Communion Of Dreams


“The hardest job you’ll ever have.”
April 3, 2007, 5:45 am
Filed under: Alzheimer's, Depression, General Musings, Health, Sleep, Writing stuff

That’s what the doctor said yesterday.

We took my mother-in-law in for a check-up – first time she’s seen the doctor in almost a year.  Oh, he’s been involved in her care all along, and will usually just prescribemeds or treatment without seeing her, based on our phone calls and stopping by his office, explaining what is going on, what we think she needs.  That may seem unusual, but the truth is that it is easier and safer to do this – means that we don’t have to get her up and off to his office when she is fighting the flu or has been hurt.  My medical skills are very good, and generally we can cope with anything here at home so long as we get the support from him.

Anyway, it was time for him to actually see her, and since she was doing OK presently, we got her off to his office.  Thorough examination, discussion of her condition, confirmation of what we had suspected: that she had a minor stroke three weeks ago which had led to more little complications to our lives, less comfort for her.

And he asked us how we were doing, as he usually does.  Whether we were getting a break now and again, et cetera.  He, perhaps of all people, understands what care-giving at this level demands.  He confirmed that we’re providing about the best care possible, based on what he can see, and make the comment at the head of this post.  We came home.

And since then, we’ve been dealing with the ‘fallout’ of that visit.  People who are living with many forms of dementia, and particularly with Alzheimer’s-type dementia, are disrupted by any changes in their routine.  We’re lucky in that my mother-in-law usually stays pleasant during such changes (visits from people, going out to someplace strange) – many Alzheimer’s patients get very angry or combative during such occasions.  But we always experience more problems in the 24 to 48 hours following.  Last evening she was argumentative and hostile, and overnight she slept very poorly – changing position in her bed about every half hour after about midnight.  And as a result, since I was ‘on-call’ and listening to the monitor to make sure she didn’t need help, I basically didn’t sleep during that whole time.

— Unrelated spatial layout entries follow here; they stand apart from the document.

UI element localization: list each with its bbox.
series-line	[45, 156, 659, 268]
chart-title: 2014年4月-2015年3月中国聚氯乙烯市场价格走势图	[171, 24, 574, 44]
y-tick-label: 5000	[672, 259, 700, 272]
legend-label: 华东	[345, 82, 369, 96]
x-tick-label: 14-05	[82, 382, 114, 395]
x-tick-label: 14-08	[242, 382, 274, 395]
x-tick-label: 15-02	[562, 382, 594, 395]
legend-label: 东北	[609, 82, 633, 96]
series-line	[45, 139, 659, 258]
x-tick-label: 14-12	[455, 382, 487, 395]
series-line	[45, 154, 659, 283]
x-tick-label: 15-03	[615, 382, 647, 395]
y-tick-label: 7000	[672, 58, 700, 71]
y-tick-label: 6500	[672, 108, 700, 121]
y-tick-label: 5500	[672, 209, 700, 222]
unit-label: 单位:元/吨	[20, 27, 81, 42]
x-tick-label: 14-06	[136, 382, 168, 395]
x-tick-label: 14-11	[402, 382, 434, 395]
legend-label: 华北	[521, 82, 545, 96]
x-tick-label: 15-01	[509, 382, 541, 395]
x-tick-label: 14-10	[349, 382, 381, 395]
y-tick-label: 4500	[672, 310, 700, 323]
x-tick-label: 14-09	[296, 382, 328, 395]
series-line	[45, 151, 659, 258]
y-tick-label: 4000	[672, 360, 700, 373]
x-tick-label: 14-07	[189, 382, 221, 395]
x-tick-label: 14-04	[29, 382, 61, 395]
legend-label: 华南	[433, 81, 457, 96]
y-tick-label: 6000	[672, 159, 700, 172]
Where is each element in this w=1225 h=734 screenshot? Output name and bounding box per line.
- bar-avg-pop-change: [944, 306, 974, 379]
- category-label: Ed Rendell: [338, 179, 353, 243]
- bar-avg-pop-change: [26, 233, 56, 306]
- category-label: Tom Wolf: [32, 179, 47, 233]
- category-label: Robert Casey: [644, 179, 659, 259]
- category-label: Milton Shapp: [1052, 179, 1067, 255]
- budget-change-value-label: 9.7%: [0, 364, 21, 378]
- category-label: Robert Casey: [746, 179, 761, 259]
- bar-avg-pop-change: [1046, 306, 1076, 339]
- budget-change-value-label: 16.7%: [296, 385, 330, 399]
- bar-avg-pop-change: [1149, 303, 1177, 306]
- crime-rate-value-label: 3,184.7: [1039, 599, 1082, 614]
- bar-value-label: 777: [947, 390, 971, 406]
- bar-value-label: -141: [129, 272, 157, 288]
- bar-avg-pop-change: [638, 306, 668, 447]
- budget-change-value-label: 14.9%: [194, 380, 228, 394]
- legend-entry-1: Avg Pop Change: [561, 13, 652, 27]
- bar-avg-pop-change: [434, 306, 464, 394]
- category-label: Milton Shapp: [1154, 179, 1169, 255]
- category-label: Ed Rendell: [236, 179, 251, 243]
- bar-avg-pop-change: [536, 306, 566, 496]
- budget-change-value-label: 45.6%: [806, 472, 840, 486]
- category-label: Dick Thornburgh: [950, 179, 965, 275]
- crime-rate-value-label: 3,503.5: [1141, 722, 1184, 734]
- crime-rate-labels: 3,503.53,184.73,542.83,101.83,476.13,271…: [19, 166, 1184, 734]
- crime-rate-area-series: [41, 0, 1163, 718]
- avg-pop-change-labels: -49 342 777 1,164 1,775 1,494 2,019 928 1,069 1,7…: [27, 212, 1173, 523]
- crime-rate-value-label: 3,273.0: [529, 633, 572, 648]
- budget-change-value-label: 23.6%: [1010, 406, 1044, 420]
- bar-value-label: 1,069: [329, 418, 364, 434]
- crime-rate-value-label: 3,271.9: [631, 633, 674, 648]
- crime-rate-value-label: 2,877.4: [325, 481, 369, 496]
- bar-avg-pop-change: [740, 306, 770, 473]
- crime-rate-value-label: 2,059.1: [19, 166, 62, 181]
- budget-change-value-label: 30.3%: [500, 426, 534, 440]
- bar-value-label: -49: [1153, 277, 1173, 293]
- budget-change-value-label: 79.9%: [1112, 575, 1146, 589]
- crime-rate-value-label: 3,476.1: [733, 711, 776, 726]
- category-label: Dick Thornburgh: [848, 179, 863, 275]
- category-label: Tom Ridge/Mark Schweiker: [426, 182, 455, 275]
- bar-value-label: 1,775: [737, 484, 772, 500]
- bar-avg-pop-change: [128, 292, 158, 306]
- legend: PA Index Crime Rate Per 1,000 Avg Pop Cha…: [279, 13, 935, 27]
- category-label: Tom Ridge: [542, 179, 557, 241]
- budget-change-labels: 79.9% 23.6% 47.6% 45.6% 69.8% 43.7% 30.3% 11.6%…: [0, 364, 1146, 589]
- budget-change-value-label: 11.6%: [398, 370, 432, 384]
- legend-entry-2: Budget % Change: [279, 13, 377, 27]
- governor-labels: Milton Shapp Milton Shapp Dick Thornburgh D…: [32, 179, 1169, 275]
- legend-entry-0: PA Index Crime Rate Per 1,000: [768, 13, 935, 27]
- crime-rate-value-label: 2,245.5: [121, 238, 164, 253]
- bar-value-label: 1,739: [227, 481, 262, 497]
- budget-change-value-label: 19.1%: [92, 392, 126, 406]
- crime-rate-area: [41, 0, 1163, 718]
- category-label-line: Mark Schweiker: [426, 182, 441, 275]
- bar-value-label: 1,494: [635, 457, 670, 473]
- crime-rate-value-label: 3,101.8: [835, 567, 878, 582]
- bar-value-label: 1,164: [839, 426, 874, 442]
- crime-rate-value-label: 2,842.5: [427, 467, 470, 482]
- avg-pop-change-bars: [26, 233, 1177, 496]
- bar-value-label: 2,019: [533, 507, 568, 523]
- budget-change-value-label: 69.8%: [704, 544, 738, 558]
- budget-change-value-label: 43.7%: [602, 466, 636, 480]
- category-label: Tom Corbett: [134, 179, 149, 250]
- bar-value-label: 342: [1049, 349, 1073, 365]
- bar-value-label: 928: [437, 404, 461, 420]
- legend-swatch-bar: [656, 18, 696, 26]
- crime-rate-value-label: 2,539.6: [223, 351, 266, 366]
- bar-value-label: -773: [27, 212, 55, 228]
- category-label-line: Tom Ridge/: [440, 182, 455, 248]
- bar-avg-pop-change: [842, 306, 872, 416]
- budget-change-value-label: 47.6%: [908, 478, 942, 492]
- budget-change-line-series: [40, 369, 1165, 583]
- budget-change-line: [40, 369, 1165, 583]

So this morning I’m exhausted, suffering a very nasty headache.  And wondering just how the rest of the day is going to go wrong.

Jim Downey



As John Lennon said…
March 23, 2007, 11:39 am
Filed under: Alzheimer's, Depression, General Musings, Health, Sleep, Writing stuff

I once had a boss who was one of those self-made millionaires, a real classic ‘alpha’ from circa 1965, complete with the mindset and abuse of employees, even though it was some twenty years later. Once, when something I did was screwed up, I went in to talk with him about it. All in a huff he told me “I don’t want excuses.” I looked him in the eye and said “I’m not here to give an excuse. I’m here to give an explanation, so we know what went wrong and can avoid having it happen again.”

Eventually, I got him trained, and when it came time for me to move on we parted on good terms.

Nothing is screwed up, and I haven’t made any big mistakes that I’m here to explain. However, I have commented several times about how tired I am, and how being a full-time (read “around the clock”) care-provider for someone with Alzheimer’s means that I don’t ever get enough sleep. Basically, either my wife or I are always listening to a baby monitor at night, at most dozing lightly. We take turns doing this. The problem is, that even when you’re not ‘on-call’ it is tough to sleep really soundly when your bedmate is dozing lightly. And while I am willing to make many sacrifices to care for my mother-in-law, giving up sleeping with my wife altogether isn’t one of them.

Most parents know what this will do to you, since caring for an infant means this sort of interruption to your sleep cycle for weeks on end. But for us, this has been going on for about three years – it’s been a full year since we had much of a real vacation from it. It means that I operate at a chronic sleep deficit. I feel like I am perpetually at about the third entry in this blog-post about sleep deprivation, with a chronic low-grade headache, lack of focus, shortened temper, forgetfulness, et cetera.

Anyway, there’s an explanation for the next time I say that “I’m so tired,” echoing Lennon’s song of the same title written after three weeks of interrupted sleep cycle when off to Transcendental Meditation camp. When I say I don’t have the energy to do this or that, or that it is difficult to get my focus for accomplishing something, this is what I mean, not that I just didn’t get a good night’s sleep the night before.